General Motors also produced X engines for US naval ships during the Second World War. The 16-184 engine was installed in several hundred "subchaser" boats from 1941 onwards, where they were typically used in pairs. It was considered a successful design and a few have survived to the present day. From 1944 the similar 16-338 engine was produced for submarines, where four were used in each of the first four members of the USN Tang class. These proved unreliable in service and were subsequently replaced by three Fairbanks-Morse engines in each boat.

The other production X engine is the ChTZ Uraltrac 12N360 X-12 engine, first produced in 2015, and used in the Russian Armata tank platform.

Several prototype 24-cylinder X engines for military aircraft were developed during World War II, including the Daimler-Benz DB 604, Rolls-Royce Exe and Isotta Fraschini Zeta R.C. 24/60, along with the 16-cylinder Napier Cub.

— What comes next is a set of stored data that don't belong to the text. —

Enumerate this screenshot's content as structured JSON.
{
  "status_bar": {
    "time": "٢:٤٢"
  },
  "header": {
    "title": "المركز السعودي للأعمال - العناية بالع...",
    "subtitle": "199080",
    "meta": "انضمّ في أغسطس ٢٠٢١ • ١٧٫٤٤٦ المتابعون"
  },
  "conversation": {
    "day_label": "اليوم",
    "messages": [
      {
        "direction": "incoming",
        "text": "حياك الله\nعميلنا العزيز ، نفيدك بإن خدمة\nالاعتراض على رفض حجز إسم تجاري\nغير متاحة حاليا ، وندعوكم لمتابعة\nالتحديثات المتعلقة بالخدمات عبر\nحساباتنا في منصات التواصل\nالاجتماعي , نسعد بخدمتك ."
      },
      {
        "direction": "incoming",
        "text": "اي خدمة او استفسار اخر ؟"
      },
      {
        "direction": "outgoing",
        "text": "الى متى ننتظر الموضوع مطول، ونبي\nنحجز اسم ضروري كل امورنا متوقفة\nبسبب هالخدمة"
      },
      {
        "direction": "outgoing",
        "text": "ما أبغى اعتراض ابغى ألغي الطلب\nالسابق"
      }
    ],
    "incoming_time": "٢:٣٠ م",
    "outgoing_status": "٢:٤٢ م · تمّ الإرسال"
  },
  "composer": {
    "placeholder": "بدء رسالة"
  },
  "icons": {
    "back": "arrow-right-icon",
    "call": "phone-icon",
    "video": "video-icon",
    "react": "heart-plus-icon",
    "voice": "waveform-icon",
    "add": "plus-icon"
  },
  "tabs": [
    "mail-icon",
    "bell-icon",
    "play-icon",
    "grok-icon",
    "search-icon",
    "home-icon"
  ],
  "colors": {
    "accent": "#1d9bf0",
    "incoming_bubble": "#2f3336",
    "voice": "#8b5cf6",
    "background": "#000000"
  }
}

Other prototype X engines include a 1920s Ford X-8 automotive engine, which was investigated during the development process of the Ford Flathead V8 engine. During the 1960s, Honda is said to have experimented with an X-32 engine configuration for their Formula One racing efforts, but abandoned the design as being too complex and unreliable. From 2006 to 2010, the Revetec X4v1 and Revetec x4v2 X-4 experimental petrol engines were developed by an engine research company, followed in 2013 by the Revetec X4-D1 experimental petrol engine.